Lokantadan çıkana kadar yanında yürüyen adamla mecburen konuştu. Dışarı çıkar çıkmaz kurtulacaktı. Daha fazla tahammül edemeyeceğin biliyordu.
“Yeşim çok güzel bir yemekti. Ama biliyorsun benim ayrılmam lazım. Arda teşekkürler. Ceyhun görüşürüz.”
Yeşim, “Tamam canım, çok selam söyle Hale teyzeme.”
Arda yanına gelip “Çağla, yarın işin var mı? Böyle üç beş kişi gezmek hiç hoş değil. Muhabbetten hoşlanmadım. Yarın baş başa konuşalım mı biraz?” diye sorduğunda Çağla şaşkınlıkla baktı. “Yarın çok işim var. Tek boş günüm buydu ve Yeşim’le ancak bugün görüşebildim. İyi akşamlar” Yalandan burnunun uzayıp uzamadığını kontrol edecekti.
Taksiye bindiği an rahat bir nefes aldı. “Manyak”
“Nereye abla, anlamadım?”
Çağla gülmeye başlayınca taksi şoförü durakladı. Gülmesi geçince adresi verdi,  yola koyuldular. Eve gelir gelmez listesini açtı ve yeni maddelerini ekledi.

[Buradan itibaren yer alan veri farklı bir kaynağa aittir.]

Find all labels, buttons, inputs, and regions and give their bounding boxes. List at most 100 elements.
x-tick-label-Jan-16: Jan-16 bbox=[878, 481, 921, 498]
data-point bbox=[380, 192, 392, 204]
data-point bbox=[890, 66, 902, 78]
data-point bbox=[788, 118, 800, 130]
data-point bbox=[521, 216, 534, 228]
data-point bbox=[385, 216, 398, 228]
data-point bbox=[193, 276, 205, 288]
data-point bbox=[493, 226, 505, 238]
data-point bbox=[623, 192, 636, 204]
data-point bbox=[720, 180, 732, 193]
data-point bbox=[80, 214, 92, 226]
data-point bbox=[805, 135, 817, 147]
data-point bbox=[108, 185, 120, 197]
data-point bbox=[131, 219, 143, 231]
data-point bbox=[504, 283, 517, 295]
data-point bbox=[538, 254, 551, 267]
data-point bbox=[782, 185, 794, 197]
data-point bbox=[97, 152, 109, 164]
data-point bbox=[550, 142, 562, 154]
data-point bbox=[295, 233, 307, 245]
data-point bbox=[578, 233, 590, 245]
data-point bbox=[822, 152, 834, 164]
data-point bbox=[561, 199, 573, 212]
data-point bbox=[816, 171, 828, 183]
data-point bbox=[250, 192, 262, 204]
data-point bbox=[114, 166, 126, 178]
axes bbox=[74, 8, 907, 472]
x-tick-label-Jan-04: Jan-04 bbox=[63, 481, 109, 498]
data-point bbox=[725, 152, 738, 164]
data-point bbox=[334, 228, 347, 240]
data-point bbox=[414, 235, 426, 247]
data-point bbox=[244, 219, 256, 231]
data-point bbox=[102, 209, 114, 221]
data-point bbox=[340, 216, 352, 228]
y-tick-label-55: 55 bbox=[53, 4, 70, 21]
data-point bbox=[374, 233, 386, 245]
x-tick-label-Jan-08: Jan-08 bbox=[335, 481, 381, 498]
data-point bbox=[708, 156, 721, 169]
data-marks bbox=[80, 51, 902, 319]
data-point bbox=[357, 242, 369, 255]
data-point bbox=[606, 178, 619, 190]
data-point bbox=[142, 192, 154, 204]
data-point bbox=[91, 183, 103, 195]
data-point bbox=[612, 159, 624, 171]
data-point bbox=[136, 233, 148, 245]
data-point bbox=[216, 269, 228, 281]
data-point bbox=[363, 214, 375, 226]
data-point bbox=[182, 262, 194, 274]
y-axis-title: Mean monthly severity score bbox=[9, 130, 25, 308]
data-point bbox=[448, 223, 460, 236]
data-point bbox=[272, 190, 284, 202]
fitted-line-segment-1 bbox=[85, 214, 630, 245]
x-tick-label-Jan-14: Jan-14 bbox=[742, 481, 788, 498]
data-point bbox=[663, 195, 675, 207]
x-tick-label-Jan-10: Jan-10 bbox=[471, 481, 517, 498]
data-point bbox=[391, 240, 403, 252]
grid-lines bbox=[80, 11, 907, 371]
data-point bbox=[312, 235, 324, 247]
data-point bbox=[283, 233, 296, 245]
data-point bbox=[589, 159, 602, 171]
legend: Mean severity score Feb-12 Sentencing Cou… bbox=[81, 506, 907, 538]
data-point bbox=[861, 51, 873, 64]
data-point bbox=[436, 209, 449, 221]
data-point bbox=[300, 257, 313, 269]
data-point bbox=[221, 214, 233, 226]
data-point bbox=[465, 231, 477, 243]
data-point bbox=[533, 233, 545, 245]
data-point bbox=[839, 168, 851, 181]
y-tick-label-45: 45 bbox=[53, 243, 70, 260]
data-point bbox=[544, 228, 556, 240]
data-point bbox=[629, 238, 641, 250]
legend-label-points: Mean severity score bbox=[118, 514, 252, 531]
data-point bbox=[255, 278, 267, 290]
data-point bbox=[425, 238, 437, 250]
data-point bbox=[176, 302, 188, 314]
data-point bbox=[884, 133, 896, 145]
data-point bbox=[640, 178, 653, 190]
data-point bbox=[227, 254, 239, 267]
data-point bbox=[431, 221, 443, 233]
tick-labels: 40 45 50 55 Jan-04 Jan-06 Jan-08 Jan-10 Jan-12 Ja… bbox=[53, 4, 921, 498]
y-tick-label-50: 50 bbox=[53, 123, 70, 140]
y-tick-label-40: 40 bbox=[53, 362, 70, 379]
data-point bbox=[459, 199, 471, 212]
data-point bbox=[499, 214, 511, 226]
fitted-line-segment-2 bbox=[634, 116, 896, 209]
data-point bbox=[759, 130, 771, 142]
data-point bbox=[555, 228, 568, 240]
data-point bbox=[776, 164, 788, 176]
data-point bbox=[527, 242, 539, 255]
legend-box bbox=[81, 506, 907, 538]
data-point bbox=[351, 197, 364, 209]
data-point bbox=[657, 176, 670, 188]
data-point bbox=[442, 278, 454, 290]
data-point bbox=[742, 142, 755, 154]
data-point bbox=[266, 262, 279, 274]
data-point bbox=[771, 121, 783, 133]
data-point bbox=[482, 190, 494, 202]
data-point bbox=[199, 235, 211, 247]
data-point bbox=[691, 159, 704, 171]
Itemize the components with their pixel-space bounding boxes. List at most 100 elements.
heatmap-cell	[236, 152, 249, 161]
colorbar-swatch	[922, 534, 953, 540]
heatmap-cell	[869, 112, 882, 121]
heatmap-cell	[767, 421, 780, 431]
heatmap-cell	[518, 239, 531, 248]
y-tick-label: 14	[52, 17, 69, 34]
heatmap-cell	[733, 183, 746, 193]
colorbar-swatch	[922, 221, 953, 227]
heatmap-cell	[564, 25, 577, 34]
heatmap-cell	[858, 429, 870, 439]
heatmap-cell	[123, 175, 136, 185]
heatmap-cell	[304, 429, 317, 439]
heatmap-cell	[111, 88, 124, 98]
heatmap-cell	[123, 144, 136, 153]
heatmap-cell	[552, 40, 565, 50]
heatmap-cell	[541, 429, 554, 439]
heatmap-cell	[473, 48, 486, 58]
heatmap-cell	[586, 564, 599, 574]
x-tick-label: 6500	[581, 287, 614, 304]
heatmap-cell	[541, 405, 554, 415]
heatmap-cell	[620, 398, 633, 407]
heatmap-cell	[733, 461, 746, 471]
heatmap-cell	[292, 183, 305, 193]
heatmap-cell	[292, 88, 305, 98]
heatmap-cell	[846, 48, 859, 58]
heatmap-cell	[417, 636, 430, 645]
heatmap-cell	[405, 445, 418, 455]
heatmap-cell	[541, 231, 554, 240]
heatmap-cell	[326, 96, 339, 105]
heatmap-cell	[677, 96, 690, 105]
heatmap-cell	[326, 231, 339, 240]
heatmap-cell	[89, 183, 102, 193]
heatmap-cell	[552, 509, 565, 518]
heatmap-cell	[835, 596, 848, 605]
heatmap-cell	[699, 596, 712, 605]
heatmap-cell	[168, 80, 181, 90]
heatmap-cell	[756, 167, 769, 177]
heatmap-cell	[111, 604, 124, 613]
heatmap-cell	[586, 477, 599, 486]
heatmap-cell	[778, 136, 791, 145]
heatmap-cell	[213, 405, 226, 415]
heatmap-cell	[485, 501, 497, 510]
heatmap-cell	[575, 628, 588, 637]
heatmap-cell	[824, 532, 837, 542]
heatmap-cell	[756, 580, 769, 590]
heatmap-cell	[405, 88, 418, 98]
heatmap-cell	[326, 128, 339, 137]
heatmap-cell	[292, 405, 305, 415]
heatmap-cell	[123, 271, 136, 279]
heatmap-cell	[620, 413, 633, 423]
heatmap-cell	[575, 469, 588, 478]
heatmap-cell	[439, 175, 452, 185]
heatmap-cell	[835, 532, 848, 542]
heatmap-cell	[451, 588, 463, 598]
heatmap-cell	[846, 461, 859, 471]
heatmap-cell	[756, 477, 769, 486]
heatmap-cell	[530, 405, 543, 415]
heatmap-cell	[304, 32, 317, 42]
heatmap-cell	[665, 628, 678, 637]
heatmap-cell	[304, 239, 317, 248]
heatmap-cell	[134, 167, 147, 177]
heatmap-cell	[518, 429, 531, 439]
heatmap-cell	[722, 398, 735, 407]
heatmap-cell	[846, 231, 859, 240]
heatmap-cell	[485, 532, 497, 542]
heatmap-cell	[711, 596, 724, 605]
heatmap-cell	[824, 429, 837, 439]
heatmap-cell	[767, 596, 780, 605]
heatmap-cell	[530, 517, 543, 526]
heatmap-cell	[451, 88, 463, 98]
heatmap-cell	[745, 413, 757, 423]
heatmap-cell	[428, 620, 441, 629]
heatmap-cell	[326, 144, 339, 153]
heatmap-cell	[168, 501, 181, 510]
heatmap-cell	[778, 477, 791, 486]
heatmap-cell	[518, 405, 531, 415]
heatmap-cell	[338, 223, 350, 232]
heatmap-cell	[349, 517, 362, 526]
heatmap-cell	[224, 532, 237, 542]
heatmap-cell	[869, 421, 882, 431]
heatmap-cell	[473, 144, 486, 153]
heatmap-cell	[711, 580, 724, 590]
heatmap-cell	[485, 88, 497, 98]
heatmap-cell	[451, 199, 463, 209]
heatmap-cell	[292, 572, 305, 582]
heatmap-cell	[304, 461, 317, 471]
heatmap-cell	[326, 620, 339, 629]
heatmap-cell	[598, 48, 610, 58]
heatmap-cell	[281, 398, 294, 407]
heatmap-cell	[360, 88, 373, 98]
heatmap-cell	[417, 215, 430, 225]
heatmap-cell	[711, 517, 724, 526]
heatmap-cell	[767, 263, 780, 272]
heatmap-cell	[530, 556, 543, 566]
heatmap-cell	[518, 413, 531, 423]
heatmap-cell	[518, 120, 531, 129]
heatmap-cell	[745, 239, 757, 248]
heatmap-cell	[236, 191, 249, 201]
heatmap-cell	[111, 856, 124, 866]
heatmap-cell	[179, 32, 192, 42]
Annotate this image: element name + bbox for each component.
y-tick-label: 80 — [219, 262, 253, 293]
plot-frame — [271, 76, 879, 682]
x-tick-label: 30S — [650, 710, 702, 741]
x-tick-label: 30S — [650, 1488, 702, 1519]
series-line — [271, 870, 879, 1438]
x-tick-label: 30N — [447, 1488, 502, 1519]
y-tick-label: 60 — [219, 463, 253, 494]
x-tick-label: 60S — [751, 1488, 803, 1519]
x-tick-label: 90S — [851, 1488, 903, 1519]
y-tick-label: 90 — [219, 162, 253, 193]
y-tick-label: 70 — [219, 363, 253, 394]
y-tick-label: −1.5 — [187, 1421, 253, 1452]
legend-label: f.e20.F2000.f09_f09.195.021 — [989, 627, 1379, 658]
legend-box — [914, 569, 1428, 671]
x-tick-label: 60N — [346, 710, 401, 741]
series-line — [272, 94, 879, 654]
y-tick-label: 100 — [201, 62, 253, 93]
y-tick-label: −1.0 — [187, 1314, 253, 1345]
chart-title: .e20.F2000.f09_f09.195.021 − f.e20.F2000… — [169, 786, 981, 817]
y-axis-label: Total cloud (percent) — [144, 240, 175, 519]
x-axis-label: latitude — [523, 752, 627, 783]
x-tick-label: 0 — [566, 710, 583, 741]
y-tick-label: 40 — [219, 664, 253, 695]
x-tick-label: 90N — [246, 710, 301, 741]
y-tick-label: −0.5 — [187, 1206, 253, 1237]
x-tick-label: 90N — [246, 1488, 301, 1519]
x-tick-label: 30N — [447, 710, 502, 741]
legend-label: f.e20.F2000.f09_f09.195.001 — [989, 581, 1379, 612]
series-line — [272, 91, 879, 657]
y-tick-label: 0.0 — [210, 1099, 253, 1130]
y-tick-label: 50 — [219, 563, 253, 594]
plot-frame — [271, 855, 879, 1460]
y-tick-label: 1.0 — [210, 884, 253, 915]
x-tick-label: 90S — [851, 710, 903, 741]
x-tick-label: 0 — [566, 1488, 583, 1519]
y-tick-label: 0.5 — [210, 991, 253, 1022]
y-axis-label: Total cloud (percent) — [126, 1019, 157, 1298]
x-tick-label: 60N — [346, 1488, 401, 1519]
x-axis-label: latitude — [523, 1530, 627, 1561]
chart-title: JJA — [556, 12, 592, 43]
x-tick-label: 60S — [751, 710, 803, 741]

      38. Kalabalıkta cüzdanını çıkartıp para saymamalı  biraz kültür… biraz eğitim… üniversite bitirmiş ama sorsam yönetim şeklimizi bile bilmeyeceğinden korktum
39.      Arkadaşlarınızla vakit geçirmeye burun kıvırmasınkendi arkadaşlarına da tanıştırsın
40.      Boş vaatler, gereksiz felsefi konuşmalar yapmasın kafamı ütülemesin adamın ne dediğini dinlemesem de başımı ağrıttığı kesin
      41. Evli olmasın, geçmişte evlenmişse bile boşanmış olsun. Boşanmak da yetmez eski eşini unutmuş olsun… yok en iyisi hiç evlenmemiş olsun. Bu maddede aklına gelen kişi midesine sancılar saplamıştı. Onun başkası ile evlenecek olması…düşünmeyecekti.

Pazar gününü kek yaparak geçirdi. Limonlu kek yaptı. Aslında canı ıslak kek istemişti. Böylece Tayfun da mutlu olacaktı ama sırf ona kızgınlığından limonlu kek yapmıştı. Zaten hayatı da limon gibi ekşimişti.